DOVER — The school year ended early Friday for some families in eastern Hillsborough, after officials closed two schools due to a confirmed case of swine flu.
Dover Elementary and the neighboring Willis Peters Exceptional Student Education Center were closed at the recommendation of the county health department, after one case of H1N1 virus was found at Dover, said district spokesman Stephen Hegarty.
Officials had kept schools open amid reports of possible cases, after the most recent guidance from the federal Centers for Disease Control and Prevention.
But once a case was confirmed, the county Health Department advised closing both schools due to the potential risk for students at the Willis Peters center, which serves around 115 students with cognitive or physical disabilities. Around a third of those students are considered medically fragile and at particular risk of health complications from exposure to the H1N1 virus, Hegarty said.
Last week, the school district notified parents at the Dover schools of a possible H1N1 case, advising them to take normal hygiene precautions, Hegarty said.
But no one at the schools heard they'd be closing until Friday afternoon.
Dover Elementary teacher Karen Jackson said she left school early to attend a graduation, not knowing she would never see her third-grade class again.
"I understand the students were very upset and crying and had no closure to the year as they usually do," she said. "We usually have a fifth-grade graduate softball game, and they go around to get signatures from their old teachers, since they're going off to middle school."

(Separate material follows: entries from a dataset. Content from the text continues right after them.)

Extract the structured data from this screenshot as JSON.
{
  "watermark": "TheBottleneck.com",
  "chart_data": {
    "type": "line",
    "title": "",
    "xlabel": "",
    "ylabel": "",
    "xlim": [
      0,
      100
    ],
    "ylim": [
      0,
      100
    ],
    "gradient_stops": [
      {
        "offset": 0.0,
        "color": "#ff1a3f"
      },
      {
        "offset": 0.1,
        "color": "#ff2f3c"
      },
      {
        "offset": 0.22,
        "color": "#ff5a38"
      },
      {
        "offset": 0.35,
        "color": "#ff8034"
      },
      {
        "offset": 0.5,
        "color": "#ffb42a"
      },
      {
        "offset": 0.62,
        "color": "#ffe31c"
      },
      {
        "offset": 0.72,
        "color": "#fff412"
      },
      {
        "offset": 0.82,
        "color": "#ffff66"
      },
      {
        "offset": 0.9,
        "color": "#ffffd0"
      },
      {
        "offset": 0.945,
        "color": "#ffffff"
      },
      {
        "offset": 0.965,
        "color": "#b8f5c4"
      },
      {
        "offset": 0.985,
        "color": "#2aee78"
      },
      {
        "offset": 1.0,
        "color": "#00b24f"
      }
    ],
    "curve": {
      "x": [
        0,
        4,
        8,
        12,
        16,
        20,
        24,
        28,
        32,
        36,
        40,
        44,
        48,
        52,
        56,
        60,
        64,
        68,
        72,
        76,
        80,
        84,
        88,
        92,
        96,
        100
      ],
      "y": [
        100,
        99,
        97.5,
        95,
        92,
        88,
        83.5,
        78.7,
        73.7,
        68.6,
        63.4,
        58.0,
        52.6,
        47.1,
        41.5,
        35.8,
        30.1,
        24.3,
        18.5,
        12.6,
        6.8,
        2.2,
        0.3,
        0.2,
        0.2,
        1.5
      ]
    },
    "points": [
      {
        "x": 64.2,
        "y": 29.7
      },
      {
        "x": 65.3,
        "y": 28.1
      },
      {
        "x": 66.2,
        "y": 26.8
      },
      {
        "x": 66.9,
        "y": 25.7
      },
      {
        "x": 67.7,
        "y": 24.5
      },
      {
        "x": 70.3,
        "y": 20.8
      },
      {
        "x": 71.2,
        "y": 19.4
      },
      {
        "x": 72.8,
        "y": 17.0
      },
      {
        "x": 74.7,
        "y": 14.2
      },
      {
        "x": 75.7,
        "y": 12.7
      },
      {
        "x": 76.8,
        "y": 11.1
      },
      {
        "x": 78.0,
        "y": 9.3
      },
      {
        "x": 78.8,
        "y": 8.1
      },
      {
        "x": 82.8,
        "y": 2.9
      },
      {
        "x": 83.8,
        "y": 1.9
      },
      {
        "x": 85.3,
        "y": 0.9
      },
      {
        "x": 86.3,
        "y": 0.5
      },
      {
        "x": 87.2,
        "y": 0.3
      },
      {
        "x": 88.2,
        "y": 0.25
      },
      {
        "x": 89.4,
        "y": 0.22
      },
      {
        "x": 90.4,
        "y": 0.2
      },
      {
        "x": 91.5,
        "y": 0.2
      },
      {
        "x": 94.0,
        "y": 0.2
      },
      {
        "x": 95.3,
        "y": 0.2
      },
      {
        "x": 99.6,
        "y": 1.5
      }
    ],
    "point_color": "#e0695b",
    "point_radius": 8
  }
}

For teachers, too, missing those final days of class is a little heartbreaking, she said.
"I had a very good class, a good mix of students," Jackson said. "They worked real well together, good chemistry. When I told them I was leaving today, they said, 'Where you going?'
"I told them I'll see you Monday. I didn't get to say goodbye."
This month, the district closed three schools after finding two suspected cases at Freedom High and Wilson Middle.
But officials reopened them after three days, once the CDC relaxed its initial guidance to immediately close such schools.
Florida counted around 165 confirmed and probable cases this week, based on information from the CDC. There were 8,975 cases reported nationally, with 15 deaths. So far, no one has died from swine flu in Florida.
The virus continues to spread, but appears to be about as severe as the seasonal flu. Every year, about 36,000 people die in the United States from seasonal flu.